Though several critics hold to account the high expectations from the company as one of the major reasons for the loss in shareholder value, one could understand that those were these very bullish expectations that empowered the stock to outperform the BSE Auto Index over the past year – since January 2009, Mahindra’s share price has risen by 279%, much higher than the 187% rise in the BSE Auto Index.

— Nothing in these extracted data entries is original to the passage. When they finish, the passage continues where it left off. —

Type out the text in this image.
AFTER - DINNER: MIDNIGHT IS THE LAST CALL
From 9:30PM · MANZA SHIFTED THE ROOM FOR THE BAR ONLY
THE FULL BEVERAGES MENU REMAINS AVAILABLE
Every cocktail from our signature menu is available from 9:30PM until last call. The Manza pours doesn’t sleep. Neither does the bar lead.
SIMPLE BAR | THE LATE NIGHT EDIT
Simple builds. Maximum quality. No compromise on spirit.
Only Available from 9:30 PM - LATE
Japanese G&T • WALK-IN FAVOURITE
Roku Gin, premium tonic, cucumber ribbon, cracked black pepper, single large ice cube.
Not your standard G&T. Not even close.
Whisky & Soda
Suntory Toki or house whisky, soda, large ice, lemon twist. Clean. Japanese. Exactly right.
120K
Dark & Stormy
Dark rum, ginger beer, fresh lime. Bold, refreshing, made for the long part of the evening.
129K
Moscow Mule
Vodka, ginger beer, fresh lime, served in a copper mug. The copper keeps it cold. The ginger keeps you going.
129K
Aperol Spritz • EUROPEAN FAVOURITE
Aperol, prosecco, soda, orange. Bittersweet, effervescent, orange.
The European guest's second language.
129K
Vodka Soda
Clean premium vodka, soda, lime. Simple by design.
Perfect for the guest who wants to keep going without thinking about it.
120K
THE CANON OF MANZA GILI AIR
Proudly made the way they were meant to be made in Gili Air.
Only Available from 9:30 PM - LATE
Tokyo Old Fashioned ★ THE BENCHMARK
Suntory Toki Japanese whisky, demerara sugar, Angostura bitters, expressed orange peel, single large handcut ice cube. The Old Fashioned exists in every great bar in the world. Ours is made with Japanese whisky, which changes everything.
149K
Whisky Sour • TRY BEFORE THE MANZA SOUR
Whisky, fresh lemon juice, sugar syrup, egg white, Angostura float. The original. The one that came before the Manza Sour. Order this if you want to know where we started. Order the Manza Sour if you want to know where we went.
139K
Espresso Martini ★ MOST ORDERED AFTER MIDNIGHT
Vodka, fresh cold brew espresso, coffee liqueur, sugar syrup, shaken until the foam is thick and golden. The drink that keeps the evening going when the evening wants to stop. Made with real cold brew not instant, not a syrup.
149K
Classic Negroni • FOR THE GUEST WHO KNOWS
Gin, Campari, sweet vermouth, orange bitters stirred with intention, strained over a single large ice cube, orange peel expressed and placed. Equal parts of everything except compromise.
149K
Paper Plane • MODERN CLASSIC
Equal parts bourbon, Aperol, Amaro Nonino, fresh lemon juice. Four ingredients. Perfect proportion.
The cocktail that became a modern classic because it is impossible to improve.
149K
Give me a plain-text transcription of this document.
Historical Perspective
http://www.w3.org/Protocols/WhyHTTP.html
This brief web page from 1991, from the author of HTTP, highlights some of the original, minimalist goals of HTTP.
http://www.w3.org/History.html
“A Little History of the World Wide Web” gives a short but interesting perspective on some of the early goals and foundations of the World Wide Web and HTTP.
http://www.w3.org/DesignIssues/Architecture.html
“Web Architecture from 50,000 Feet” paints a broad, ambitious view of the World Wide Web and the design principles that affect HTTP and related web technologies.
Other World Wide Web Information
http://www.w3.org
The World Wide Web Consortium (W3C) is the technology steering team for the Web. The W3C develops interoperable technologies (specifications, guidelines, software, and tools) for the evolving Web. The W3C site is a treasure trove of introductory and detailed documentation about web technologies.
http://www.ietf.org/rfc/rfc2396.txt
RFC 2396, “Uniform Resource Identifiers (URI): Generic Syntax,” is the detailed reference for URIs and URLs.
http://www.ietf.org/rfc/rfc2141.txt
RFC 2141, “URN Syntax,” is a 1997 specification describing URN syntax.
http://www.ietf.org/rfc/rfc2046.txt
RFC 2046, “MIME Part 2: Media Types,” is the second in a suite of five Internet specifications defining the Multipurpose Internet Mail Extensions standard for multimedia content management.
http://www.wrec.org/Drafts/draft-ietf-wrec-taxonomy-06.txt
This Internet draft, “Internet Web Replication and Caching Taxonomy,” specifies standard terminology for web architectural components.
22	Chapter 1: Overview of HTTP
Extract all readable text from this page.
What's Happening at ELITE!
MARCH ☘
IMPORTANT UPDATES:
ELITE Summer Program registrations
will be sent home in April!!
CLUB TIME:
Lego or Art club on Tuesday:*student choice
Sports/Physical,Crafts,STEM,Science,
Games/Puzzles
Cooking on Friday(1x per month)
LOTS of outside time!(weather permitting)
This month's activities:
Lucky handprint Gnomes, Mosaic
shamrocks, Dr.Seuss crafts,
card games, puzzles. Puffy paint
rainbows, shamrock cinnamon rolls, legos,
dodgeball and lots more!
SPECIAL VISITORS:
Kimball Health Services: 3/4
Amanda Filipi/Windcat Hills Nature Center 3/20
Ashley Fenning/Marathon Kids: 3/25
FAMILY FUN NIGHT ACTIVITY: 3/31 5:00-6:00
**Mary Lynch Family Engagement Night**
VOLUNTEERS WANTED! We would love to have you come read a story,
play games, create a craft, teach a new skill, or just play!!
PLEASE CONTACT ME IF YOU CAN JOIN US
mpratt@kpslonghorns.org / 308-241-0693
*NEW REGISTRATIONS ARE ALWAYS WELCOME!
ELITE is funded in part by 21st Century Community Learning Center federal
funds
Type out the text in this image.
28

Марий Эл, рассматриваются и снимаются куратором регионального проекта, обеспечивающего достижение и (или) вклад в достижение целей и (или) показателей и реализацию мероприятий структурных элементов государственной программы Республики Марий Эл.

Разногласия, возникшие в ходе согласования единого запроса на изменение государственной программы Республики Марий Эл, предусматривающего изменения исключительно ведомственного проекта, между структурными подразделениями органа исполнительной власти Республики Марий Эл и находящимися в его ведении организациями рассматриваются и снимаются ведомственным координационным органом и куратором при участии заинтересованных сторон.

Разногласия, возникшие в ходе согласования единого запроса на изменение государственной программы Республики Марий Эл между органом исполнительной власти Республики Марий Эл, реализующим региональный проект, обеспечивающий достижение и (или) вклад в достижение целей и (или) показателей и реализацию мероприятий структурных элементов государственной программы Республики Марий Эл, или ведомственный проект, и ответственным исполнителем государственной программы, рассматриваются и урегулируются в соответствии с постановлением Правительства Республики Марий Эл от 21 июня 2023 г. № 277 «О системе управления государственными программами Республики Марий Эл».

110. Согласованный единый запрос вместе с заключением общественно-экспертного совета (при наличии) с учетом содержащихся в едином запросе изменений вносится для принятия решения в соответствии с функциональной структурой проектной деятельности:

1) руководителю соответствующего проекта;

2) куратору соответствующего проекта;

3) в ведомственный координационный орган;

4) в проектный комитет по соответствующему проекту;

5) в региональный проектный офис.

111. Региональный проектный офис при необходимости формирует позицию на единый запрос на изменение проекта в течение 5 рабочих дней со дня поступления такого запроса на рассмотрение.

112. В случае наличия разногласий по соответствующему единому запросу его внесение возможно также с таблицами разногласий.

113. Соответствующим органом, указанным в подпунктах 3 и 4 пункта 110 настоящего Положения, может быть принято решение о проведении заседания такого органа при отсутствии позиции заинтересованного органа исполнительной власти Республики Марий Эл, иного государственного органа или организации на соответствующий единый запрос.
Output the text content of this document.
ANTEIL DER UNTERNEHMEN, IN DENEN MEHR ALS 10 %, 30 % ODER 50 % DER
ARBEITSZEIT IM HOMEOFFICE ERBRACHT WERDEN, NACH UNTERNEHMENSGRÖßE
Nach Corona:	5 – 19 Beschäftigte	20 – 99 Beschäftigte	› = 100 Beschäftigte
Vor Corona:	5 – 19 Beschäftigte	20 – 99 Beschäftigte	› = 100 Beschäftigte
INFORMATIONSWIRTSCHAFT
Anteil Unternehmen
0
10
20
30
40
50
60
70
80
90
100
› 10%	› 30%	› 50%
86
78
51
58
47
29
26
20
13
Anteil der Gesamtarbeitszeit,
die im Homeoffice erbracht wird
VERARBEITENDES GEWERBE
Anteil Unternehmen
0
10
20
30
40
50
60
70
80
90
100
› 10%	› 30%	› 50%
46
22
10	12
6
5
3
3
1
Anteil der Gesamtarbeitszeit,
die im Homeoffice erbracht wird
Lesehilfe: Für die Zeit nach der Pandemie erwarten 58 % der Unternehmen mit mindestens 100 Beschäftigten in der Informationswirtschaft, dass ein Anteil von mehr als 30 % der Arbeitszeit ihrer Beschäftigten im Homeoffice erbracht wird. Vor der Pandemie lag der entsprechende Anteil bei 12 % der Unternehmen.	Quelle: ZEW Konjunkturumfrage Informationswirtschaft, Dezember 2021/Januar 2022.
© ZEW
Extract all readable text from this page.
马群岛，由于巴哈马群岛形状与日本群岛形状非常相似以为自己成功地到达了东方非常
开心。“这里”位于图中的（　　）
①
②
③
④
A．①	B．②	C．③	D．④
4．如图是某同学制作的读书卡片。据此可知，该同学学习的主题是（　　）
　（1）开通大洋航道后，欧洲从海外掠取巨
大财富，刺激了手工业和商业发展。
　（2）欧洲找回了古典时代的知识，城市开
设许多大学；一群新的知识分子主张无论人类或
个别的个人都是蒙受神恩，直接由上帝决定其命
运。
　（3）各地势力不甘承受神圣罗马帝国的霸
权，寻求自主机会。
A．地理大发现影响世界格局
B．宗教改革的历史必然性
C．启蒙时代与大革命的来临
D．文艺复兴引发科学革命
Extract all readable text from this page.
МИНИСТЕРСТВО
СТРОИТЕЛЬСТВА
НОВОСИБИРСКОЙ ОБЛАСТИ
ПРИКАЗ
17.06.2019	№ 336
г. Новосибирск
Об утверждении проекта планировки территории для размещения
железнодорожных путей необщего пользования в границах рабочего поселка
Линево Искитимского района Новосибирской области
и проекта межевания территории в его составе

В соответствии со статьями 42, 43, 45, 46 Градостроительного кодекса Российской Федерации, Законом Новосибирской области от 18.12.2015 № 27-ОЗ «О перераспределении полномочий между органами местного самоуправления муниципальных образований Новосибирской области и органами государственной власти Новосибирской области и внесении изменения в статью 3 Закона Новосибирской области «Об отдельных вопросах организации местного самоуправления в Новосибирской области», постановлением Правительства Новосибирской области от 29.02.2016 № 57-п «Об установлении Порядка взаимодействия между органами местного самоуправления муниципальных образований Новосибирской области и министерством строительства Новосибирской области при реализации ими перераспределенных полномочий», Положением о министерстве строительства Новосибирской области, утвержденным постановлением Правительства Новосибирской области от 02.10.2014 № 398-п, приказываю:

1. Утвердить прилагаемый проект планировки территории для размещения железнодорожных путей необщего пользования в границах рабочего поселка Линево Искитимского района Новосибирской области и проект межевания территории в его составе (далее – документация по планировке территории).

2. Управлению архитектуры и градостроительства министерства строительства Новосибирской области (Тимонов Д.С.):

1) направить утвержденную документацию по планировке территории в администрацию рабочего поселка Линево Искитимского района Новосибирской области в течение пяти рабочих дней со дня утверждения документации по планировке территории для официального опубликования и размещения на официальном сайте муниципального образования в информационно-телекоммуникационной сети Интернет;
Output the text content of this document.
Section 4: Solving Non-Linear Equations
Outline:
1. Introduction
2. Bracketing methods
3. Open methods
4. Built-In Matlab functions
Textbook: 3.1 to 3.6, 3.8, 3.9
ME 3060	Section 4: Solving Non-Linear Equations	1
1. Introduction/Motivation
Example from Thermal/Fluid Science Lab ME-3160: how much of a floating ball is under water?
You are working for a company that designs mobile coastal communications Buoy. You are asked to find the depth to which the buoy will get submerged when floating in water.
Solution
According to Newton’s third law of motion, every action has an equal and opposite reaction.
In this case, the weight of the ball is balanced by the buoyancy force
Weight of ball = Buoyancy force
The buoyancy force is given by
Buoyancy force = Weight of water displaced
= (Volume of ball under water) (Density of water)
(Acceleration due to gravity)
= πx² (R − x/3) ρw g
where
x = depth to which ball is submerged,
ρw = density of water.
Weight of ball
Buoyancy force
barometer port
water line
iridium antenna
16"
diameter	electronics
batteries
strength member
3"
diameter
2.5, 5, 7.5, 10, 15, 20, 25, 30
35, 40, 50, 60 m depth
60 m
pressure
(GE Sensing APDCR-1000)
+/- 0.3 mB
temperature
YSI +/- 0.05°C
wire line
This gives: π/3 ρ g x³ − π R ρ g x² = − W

And keeping in mind the growth fuelled by the strategic diversifications over the past years (see timeline), the group – and Anand Mahindra especially – has gathered some scrupulous and strong supporters too in their wake (S. P. Shah, President, Federation of Automobile Dealers Association is one of them, refusing to buy a contrarian argument; he tells B&E, “Anand Mahindra is one of the finest strategists in the country. In fact, his clear understanding of the market and his focus on the bottom of the pyramid has made the Mahindra Group one of the strongest business conglomerates.”)
Giving credit where it’s due, when we compare the Mahindra Group with other diversified firms in the country today, it becomes all the more clearer that Anand Mahindra has fared much better at risk-taking. Be it Mukesh Ambani’s retail venture, Ratan Tata’s expensive JLR deal, Sunil Mittal’s cautious process of making inroads into sectors like retail & realty, K.M. Birla’s unsuccessful retail venture and his ill-fated acquisition of Spice Mobile or many such enthusiasts; all of the aforementioned business honchos have run into the rapids quite unexpectedly, while trying to make their mark in newer territories, organically or inorganically. Take the classic case of the JLR acquisition by Tata Motors for that matter. Tata bought Jaguar & Land Rover (the two most popular brands from Ford’s stable) for a whopping $2.3 billion in March 2008. To imagine that just nine months later, the market value of GM lay battered at under $1 billion on the NYSE is proof enough of the ill-timing of the purchase; Tata could have instead purchased a decent stake in GM itself! he’s leaving little to chance..
Here is another instance. As soon as K. M. Birla’s June 2008 acquisition of Spice Telecom was announced, several industry watchers expressed their discomfort with the deal. And their reactions were understandable, for Birla’s Idea Cellular had paid a huge Rs.27 billion for a 40.8% stake in a company that was operational in only two circles of Karnataka & Punjab, was experiencing a drop in subscriber base and had a much lower Average Revenue Per User (ARPUs) as compared to that of Idea. But the company went ahead with its decision and may still end up with a wise buy, albeit cutthroat competition, given India’s future telecom potential.
On the other end, we have Anand Mahindra, who has made clear in-roads into sectors like Travel & Tourism and IT, with his two cubs – Club Mahindra and Tech Mahindra. “We want that people should relate to holidays as Club Mahindra and thus, our focus is to grow in India,” points out Ramesh Ramanathan, MD, Mahindra Holidays & Resorts, to B&E. But all’s not well on this end too, and just like other diversified firms, Anand Mahindra seems to have his own share of troubles.
But there are cautious warning signs in some of Anand Mahindra’s SBUs. As far as his Tech Mahindra dream goes, experts still believe that he should become extra cautious about any further investment in this vehicle. According to a report by Prabhudas Liladhar, a leading brokerage house in the country: British Telecom’s trouble (BT Group owns 31% in Tech Mahindra and is also the largest customer, accounting for 46% of its revenue) and subdued IT spending in the telecom vertical could reduce earnings visibility in the near term, therefore giving Tech Mahindra’s stock a ‘reduce’ rating tag. The report further forecasts the company’s net profits during FY2010 to fall by 36.1% y-o-y, to touch Rs.6.9 billion. Even during Q3, 2010, the firm experienced a 22% drop in net profits due to interest costs on borrowings that it used to fund its acquisition of Satyam. After shelling out a precious $4.50 billion, the company still has a considerable amount of unpaid debt, which at the moment stands at Rs.17.44 billion as on January 1, 2010.